Garrett J Gross et al. Cardiovasc Res. .

Abstract

Ischemia-reperfusion of the heart and other organs results in the accumulation of unesterified arachidonic acid (AA) via the action of membrane-bound phospholipases, primarily phospholipase A2. AA can be metabolized by the classical cyclooxygenase (COX) and lipoxygenase (LOX) pathways to well-characterized metabolites and their respective cardioprotective end products such as prostacyclin (PGI2) and 12-hydroxyeicosatetraenoic acid (12-HETE).
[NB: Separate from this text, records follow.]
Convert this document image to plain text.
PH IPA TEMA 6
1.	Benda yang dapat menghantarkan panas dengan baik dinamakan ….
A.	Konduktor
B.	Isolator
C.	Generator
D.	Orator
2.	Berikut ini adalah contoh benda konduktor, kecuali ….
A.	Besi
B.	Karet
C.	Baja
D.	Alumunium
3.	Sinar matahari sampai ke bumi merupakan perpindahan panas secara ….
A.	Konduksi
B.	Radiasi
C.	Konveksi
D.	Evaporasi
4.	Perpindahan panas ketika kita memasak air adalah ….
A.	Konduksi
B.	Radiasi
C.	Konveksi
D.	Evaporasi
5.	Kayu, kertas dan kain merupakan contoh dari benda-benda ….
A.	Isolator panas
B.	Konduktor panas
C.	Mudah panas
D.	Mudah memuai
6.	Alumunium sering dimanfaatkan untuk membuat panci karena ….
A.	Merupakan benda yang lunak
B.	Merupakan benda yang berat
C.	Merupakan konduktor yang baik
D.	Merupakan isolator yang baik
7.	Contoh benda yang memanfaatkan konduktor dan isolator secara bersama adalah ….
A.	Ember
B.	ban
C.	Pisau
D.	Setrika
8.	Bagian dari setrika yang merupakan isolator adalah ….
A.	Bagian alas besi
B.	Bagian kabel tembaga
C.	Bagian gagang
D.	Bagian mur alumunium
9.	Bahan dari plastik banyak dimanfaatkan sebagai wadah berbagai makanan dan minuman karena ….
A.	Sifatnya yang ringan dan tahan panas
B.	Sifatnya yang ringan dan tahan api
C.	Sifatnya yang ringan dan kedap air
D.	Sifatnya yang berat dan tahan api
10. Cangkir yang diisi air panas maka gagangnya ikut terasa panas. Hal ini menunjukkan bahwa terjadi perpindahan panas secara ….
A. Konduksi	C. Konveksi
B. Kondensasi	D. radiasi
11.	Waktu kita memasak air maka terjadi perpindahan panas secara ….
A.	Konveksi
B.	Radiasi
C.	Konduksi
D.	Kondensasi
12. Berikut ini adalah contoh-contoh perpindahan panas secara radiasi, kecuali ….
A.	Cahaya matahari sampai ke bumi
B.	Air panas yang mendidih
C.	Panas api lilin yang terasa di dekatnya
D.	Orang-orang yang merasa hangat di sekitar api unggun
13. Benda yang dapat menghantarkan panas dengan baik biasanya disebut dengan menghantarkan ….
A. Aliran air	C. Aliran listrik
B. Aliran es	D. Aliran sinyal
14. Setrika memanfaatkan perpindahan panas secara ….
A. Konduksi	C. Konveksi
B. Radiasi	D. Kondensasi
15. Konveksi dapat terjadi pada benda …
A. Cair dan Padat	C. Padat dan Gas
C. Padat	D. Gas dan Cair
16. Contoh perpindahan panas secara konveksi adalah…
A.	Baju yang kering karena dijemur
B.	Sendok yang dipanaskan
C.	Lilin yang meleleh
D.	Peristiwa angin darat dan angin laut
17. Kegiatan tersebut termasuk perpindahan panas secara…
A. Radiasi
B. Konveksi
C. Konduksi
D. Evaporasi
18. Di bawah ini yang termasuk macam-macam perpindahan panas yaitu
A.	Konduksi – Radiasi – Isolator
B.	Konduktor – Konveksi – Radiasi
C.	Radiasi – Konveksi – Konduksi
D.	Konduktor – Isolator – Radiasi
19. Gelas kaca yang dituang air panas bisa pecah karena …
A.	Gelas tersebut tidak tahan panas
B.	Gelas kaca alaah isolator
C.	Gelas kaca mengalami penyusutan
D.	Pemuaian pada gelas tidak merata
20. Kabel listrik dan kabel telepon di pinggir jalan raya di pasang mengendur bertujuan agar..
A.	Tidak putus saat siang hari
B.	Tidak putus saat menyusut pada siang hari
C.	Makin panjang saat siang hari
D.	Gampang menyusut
However, it has only been recently recognized that another less well-characterized pathway of AA metabolism, the cytochrome P450 (CYP) pathway, may have important cardiovascular effects. Several lines of data support the possibility that certain CYP metabolites resulting from the hydroxylation of AA such as 20-hydroxyeicosatetraenoic acid (20-HETE) are potent vasoconstrictors and may produce detrimental effects in the heart during ischemia and pro-inflammatory effects during reperfusion. On the other hand, a group of regioisomers resulting from the epoxidation of AA, including 5,6-, 8,9-, 11,12- and 14,15-epoxyeicosatrienoic acid (EETs), have been shown to reduce ischemic and/or reperfusion injury in the heart and vasculature. This review will discuss the detrimental and beneficial actions, including the potential cellular mechanisms responsible as a result of stimulating or inhibiting the two arms of this novel CYP pathway. The therapeutic potential of increasing EET concentrations and/or reducing 20-HETE concentrations will also be addressed.